Air France has posted the best annual results in its history on the back of growth at its Paris Charles de Gaulle (CDG) hub. British Airways, meanwhile, is reportedly pressing for a third runway at London Heathrow, CDG's main European rival.

Air France posted a 34% increase in operating profits to FFr2.35 billion ($335 million) on a turnover of FFr67.7 billion (up 13.5%). Net profit rose 42%, to FFr2.32 billion, despite unfavourable exchange rates and higher fuel costs.

The carrier's president, Jean-Cyril Spinetta, says it bucked the European trend thanks to controls on unit revenues, cash from the Delta Air Lines alliance, FFr3 billion in cost savings, and - crucially - growth at CDG. Air France carried 39.8 million passengers in its financial year, with traffic up 12.1%. Load factor grew to 76.1% on an 11.2% capacity hike.

A new terminal dedicated to Air France opened at CDG last year, and another is planned for 2003. A third runway has opened and a fourth is due in 2001, taking passenger capacity from 32 million to 55 million. CDG has already outstripped Heathrow - which had 62 million passengers last year - in movements.

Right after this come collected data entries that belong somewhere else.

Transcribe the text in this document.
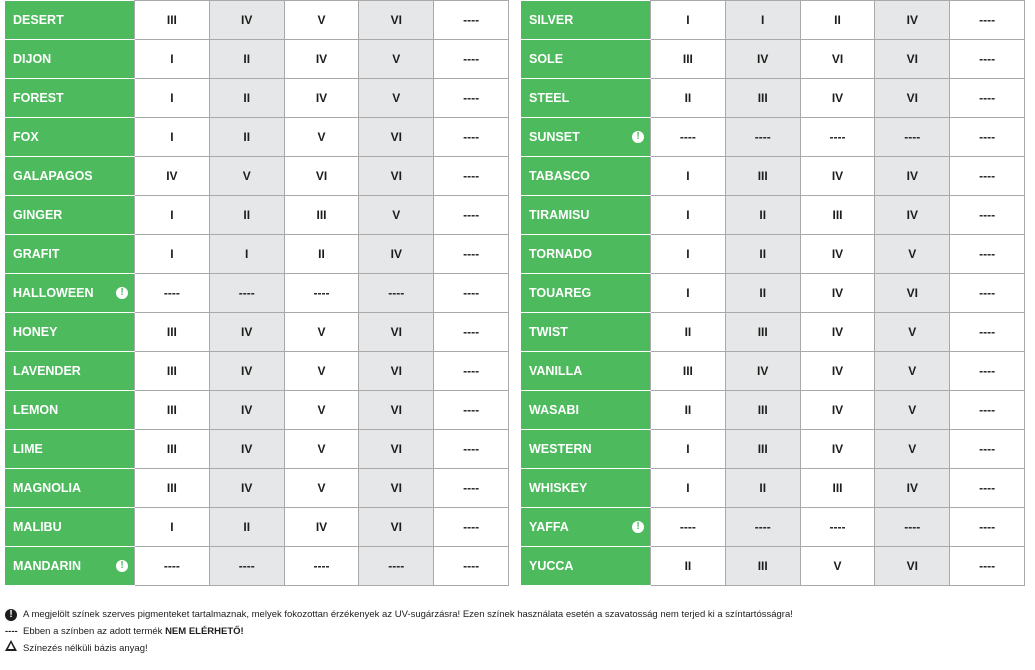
DESERT	III	IV	V	VI	----
DIJON	I	II	IV	V	----
FOREST	I	II	IV	V	----
FOX	I	II	V	VI	----
GALAPAGOS	IV	V	VI	VI	----
GINGER	I	II	III	V	----
GRAFIT	I	I	II	IV	----
HALLOWEEN !	----	----	----	----	----
HONEY	III	IV	V	VI	----
LAVENDER	III	IV	V	VI	----
LEMON	III	IV	V	VI	----
LIME	III	IV	V	VI	----
MAGNOLIA	III	IV	V	VI	----
MALIBU	I	II	IV	VI	----
MANDARIN !	----	----	----	----	----
SILVER	I	I	II	IV	----
SOLE	III	IV	VI	VI	----
STEEL	II	III	IV	VI	----
SUNSET !	----	----	----	----	----
TABASCO	I	III	IV	IV	----
TIRAMISU	I	II	III	IV	----
TORNADO	I	II	IV	V	----
TOUAREG	I	II	IV	VI	----
TWIST	II	III	IV	V	----
VANILLA	III	IV	IV	V	----
WASABI	II	III	IV	V	----
WESTERN	I	III	IV	V	----
WHISKEY	I	II	III	IV	----
YAFFA !	----	----	----	----	----
YUCCA	II	III	V	VI	----
!	A megjelölt színek szerves pigmenteket tartalmaznak, melyek fokozottan érzékenyek az UV-sugárzásra! Ezen színek használata esetén a szavatosság nem terjed ki a színtartósságra!
---- Ebben a színben az adott termék NEM ELÉRHETŐ!
Színezés nélküli bázis anyag!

BA's plan is said to call for a third "narrowbody" runway at Heathrow, to take pressure off the present two by handling shorthaul flights. The strip would have its own small terminal. BA has long pressed for a fifth major terminal at the airport, but the project is bogged down by environmental concerns.

Spinetta confirms Air France is ready to sign letters of interest for the Airbus A3XX. "We're thinking of around 10 aircraft", he says.